Mr Mbau says the dwindling of incomes to families will soon stretch the resilience of Kenyans beyond limits, with the situation made worse by the fact that no one is able to predict how long the pandemic is going to last and how the government will manage it.

“The tax interventions only catered for a period to May but the effects of the coronavirus are expected to persist beyond that, hence the National Treasury is not offering any serious solution to the crisis,” he said.

He added that though inflation has remained within Central Bank of Kenya's target of between 2.5 and 7.5 per cent, there are expectations of coronavirus-induced inflationary pressure.

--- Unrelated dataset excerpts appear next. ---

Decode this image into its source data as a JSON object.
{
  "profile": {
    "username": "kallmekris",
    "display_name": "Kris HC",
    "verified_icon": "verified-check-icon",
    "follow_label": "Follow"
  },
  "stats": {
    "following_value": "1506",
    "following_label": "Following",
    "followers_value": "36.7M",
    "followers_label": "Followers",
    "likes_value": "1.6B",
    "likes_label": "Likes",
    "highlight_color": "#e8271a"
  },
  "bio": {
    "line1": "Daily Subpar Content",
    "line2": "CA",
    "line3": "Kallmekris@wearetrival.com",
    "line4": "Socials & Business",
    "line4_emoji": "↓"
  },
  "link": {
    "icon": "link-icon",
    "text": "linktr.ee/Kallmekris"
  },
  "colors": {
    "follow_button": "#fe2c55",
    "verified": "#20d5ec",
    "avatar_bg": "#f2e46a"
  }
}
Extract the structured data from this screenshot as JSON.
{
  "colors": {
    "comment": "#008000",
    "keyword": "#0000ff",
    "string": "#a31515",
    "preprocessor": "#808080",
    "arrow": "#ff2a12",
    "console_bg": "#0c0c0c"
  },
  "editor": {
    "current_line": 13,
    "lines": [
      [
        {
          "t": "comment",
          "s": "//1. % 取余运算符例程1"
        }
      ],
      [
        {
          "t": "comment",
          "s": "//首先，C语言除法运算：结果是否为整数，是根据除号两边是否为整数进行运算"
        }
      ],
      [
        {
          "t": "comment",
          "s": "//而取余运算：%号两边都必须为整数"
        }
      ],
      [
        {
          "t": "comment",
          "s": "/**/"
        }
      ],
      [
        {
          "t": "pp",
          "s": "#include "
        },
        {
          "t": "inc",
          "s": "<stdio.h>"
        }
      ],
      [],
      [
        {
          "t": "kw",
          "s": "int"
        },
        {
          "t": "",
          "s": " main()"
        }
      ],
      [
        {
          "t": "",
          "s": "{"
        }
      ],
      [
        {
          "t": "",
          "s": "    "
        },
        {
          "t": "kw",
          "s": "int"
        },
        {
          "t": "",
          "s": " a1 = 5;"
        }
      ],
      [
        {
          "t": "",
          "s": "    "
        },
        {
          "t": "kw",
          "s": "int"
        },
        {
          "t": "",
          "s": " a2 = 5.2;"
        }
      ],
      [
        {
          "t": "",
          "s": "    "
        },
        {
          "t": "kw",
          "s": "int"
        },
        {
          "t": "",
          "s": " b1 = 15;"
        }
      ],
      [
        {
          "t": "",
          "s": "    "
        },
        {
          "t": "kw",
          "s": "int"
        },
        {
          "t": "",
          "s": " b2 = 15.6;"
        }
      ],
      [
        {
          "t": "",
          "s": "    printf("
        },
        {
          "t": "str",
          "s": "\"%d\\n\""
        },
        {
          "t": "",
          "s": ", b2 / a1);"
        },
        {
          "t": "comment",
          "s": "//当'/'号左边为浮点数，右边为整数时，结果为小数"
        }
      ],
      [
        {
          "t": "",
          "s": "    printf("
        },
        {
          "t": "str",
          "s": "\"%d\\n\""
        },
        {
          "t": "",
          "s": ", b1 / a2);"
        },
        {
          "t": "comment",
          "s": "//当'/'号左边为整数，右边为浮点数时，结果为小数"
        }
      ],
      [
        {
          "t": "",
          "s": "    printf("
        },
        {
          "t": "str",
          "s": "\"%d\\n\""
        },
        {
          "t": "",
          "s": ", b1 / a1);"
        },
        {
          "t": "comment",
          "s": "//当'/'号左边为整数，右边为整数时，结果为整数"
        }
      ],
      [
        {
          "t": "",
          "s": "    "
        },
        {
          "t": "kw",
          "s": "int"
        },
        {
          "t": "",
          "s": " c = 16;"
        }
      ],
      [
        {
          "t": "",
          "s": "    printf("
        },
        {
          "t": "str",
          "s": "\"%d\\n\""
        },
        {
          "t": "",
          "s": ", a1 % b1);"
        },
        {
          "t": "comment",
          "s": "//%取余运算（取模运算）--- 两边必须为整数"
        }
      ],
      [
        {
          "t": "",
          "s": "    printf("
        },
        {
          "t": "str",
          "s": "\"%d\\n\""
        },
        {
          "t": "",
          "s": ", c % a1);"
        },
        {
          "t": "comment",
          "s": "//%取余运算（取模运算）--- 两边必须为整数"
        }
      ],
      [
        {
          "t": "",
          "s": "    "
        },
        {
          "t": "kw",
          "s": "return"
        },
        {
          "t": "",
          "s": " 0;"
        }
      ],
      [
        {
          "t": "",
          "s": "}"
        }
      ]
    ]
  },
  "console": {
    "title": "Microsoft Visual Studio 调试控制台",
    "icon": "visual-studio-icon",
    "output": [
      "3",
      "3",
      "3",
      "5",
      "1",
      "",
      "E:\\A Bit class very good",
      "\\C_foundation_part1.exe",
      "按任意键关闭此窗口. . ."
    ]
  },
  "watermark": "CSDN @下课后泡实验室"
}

“The CS’s interventions will not help many low income earners survive since the economy will for the period of this scourge suffer supply shortages owing to lockdowns across the globe further heightening inflation. This does not in any way get mitigated by reducing VAT and PAYE since our low income earners have lost livelihoods,” he said.

Mbau believes the government should map out tenants in low-income estates and either give them direct stipends or landlords to register and get their rental dues from the government on behalf of tenants.

Gerald Odhiambo of Bunge la Mwananchi termed the government’s approach to the plight of tenants “timid and noncommittal”.

He cited the case of New York and California states in America that have temporarily banned eviction of tenants, with landlords being encouraged to revise payments plans.

He told Home & Away that what the government should have done was push for a reduction of rent through direct interventions “like waiving landlords' power and water bills as well as suspension of land rates”.

Odhiambo says the government has abandoned the vulnerable tenant to joblessness, hunger and lack of shelter.

“This is wrong. It is complicity to dehumanise the vulnerable tenants and the government as the duty bearer has to be held directly responsible for all cases of landlords’ thuggery against tenants, especially now that some of them are removing roofing, windows and doors from the houses of defaulting tenants,” he said.

He said some landlords have taken undue advantage of the pandemic to kick tenants out of their houses “so that they can proceed to introduce higher rental rates to new tenants once the scourge is defeated”.